I have attended several different NRA classes.
Have been fortunate enough to attend classes by Jim jacobe,Wendel Joust ( Stressfire,awesome class and spendy ) Michael Jones,along with others who are by the book NRA instructors that believe in what they do.
I Am also an instructor for basic Pistol,Rifle,Shotgun,Shotshell and Metallic Cartridge Reloading,plus a few other disciplinesas well as a Range Safety Office.
At one time i would volunteer my time with PFTT,( Portland Firearms Training Team )so for me yes it was worth it since i enjoyed the folks i worked with as well as the majority of the people we instructed.
Would recommend looking into a personel insurance policy if you do decide to become an instructor,it is a very good investment if you own anything.
There is monetary investment as well as time,materials are no longer inexpensive as they once were. I have since devoted most of my time to working with Jr. shooters since they are the future of shooting.
If you have any questions,PM me and i wil try to answer best i can.
I did it last year as part of a club program to build and instructor cadre.
Frankly the class was a huge waste of time for everyone the club was putting through. We were all experienced action sport shooters and had back grounds which involved formal training programs as a part of our professions.
All of the materials coming out of the NRA are either very basic or about 10-20 years behind the time.
That said it's about the only way to get teaching credentials which will help to mitigate some of the liability inherent in teaching anything involving firearms and helps get cheap insurance.
It may be a possible stepping stone to some other goal, but using the actual NRA programs for most people is a waste.
I have taken both civilian and law enforcement instructor courses via the N.R.A.. As a training experience, they were all worth the time and effort.

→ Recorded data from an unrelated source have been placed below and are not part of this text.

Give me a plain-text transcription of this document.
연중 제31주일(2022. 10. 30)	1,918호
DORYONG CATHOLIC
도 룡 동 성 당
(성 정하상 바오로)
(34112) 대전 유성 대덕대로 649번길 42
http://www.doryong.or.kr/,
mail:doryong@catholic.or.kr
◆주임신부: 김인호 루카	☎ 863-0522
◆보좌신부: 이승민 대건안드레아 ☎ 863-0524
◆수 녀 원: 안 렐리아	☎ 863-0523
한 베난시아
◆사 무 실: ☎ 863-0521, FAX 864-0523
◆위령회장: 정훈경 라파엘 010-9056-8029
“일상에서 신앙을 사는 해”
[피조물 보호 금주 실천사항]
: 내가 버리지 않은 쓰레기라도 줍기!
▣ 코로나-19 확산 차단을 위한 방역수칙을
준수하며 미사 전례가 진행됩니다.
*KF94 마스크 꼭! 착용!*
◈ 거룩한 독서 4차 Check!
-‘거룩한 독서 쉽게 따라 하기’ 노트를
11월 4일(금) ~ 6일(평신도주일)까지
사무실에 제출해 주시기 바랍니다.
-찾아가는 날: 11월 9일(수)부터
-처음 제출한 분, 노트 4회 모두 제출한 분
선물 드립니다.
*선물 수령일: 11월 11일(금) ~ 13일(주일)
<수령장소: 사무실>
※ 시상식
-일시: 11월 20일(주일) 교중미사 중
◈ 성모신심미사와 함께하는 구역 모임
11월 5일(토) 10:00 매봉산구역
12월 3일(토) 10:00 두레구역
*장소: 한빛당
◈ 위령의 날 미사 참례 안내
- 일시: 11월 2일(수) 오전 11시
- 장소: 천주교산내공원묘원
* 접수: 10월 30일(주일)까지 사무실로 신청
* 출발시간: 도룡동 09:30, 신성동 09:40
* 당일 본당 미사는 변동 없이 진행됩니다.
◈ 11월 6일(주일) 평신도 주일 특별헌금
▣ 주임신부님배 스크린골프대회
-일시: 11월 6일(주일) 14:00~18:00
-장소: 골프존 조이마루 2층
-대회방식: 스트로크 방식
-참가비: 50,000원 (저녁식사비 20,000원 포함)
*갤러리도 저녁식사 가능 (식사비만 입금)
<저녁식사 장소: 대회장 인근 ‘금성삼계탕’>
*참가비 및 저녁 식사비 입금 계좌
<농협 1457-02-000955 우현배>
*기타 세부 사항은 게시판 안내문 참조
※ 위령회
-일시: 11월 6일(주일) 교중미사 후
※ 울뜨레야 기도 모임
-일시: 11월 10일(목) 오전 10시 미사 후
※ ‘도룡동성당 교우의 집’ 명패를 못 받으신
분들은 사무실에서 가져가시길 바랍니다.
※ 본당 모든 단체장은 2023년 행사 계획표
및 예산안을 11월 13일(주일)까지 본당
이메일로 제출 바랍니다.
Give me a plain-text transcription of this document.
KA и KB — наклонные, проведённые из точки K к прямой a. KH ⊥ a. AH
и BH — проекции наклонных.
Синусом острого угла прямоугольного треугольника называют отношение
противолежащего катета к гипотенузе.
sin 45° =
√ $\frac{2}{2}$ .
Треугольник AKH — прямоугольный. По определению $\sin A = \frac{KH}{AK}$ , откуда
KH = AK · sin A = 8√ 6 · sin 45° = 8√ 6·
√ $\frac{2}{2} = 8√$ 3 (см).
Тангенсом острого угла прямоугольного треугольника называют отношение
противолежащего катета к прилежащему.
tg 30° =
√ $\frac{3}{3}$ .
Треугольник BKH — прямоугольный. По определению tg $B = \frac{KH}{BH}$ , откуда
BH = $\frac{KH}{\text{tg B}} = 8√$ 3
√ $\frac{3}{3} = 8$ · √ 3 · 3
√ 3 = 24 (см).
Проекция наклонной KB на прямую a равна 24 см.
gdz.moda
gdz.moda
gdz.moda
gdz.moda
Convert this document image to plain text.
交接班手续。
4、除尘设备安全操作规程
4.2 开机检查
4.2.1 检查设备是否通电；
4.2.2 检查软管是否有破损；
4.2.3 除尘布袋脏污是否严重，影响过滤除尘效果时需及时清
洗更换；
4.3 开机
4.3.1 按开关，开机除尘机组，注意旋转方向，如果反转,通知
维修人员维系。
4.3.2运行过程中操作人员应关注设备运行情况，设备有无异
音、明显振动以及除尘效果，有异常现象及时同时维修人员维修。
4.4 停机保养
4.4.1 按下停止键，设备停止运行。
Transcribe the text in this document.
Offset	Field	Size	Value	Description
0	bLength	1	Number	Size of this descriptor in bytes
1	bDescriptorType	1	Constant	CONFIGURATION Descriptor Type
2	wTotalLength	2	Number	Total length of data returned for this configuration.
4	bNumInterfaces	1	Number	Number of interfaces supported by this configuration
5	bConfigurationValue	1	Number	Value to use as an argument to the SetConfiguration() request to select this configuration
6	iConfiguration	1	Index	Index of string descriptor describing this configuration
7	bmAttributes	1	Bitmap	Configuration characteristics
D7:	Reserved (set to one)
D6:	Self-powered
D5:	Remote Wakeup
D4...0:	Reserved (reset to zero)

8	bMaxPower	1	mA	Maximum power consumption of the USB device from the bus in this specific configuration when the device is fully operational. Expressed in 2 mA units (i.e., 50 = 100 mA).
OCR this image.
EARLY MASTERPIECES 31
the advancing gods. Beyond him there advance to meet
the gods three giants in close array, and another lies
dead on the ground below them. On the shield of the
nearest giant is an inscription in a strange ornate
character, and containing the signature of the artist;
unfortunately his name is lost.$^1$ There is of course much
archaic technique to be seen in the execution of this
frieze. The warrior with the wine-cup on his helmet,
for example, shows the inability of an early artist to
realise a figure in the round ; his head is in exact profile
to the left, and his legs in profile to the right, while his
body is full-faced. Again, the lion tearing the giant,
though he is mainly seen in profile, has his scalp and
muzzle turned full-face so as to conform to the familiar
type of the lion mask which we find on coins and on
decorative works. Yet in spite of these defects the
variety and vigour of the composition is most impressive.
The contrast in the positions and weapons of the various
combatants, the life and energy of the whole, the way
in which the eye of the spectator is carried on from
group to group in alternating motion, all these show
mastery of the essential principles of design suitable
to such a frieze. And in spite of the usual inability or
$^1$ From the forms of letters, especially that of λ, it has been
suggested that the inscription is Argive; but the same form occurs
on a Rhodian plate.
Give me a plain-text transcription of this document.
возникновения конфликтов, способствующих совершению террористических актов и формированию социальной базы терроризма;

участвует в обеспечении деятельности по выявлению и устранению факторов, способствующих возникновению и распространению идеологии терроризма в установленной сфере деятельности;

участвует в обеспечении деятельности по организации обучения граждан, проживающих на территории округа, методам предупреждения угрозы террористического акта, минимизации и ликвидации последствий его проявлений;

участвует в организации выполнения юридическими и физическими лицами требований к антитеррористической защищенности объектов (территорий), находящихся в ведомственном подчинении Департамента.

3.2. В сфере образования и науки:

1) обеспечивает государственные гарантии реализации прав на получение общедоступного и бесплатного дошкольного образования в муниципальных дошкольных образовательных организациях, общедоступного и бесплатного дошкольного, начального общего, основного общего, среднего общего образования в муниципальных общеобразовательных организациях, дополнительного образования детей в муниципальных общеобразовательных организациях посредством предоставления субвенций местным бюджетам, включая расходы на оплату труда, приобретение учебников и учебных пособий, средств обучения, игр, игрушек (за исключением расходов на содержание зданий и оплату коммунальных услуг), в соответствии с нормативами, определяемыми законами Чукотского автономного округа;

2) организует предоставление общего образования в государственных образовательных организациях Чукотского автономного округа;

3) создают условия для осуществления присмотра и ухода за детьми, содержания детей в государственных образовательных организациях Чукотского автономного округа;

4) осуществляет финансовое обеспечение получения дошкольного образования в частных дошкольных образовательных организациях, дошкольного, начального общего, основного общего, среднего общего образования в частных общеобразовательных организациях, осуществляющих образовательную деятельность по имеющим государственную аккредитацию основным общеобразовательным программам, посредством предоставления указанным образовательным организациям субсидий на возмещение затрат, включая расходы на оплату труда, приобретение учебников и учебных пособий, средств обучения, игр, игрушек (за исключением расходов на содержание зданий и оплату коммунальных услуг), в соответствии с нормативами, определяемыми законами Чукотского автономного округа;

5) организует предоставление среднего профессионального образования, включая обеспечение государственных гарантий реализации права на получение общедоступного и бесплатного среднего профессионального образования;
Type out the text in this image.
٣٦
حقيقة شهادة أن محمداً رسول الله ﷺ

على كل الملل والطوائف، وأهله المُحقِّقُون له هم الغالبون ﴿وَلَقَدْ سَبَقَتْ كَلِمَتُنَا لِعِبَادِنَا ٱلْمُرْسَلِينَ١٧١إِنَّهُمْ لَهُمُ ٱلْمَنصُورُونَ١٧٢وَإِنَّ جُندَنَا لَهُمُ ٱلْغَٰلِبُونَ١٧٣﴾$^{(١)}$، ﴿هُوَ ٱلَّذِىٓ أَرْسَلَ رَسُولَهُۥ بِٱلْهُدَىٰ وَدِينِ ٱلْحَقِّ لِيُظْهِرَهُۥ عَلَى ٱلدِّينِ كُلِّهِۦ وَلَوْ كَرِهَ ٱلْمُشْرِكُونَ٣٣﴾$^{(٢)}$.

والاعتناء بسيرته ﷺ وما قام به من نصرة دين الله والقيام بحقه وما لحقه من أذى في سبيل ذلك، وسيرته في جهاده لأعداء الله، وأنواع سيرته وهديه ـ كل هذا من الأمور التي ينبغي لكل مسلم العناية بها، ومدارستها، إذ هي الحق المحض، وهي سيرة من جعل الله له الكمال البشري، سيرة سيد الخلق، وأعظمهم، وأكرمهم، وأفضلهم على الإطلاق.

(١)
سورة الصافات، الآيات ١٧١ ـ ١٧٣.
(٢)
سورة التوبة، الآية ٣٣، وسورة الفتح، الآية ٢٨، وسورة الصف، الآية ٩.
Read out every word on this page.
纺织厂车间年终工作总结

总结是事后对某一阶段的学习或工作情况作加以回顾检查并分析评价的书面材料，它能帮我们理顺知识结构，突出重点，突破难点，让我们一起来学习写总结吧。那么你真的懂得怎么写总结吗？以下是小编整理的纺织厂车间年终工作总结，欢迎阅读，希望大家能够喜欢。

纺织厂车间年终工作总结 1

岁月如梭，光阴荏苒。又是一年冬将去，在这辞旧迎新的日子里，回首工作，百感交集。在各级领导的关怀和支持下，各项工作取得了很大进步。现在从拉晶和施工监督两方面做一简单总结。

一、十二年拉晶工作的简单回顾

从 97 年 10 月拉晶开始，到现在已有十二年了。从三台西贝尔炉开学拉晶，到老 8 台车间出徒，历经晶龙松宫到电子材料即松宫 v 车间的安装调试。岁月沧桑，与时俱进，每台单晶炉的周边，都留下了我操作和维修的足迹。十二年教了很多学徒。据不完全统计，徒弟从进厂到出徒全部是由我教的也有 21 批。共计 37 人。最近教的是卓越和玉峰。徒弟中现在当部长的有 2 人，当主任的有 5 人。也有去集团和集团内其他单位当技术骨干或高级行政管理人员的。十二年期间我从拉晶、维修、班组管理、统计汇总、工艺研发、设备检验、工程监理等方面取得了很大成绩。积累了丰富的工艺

Learning to become an instructor is a multi layered education. It's not just about shooting well, but being able to teach and communicate with your students.
The N.R.A. are one small part of the puzzle if you are interested in being an instructor. Should you wish to do that, I would suggest not only the N.R.A. courses, but also take some operator courses, and other instructor courses as well. I have been instructing civilian and law enforcement, and private armed security for ten years, and still consider myself a rookie. I still continue to go to user courses and instructor courses each year.
One instructor course that you should consider is the one put on by Oregon Firearms Academy in Brownsville. They put on a course once a year in the summer that is a week long. On the last day, your practical exam is actually teaching a class of students a defensive handgun course all day. Teaching techniques, firearms safety, communication, shooter improvement, and lesson plans are all part of it. As a course, it reflects some of the N.R.A. Law Enforcement course and also the Oregon requirements for law enforcement. It is a great course.
We need as many good instructors as possible to train people how to be safe and protect themselves. I wish you luck on your search for good quality training courses. Remember. No course is a waste of time or money. If you learn even one thing that can help you, or be passed onto your students, it is worth the time and effort you have invested.
I really, really want to become a state-certified instructor, basic safety/ccl requirement fulfillment to start, then move along from there. I've got a 'disability' (MAN how I hate that word...), so I'd like to direct my energies towards making no-attitude instruction( * ) available to others with physical issues, those who've had bad experiences with some of our less-friendly firearm enthusiasts, women, and others who might have whatever kind of issues with firearms in general.
I reckon I'll start with the NRA instructor training classes then pursue other courses... reality being that though I'm an NRA member, many people who own or want to own firearms/get training/get a ccl don't want to have anything to do with the NRA for whatever reason. But I reckon we'd all like to have MORE law-abiding people trained in the proper, safe use of firearms... I've taught audio engineering seminars/private lessons off & on for ages, and for sure teaching others a skill-set takes practice. And I know I'll need all the practice I can get to teach firearm safety clearly and concisely.
I too would appreciate any suggestions you all might have.
(*I don't mean to imply that the average instructor has 'attitude'-- the few training classes I've taken so far have been fantastic.)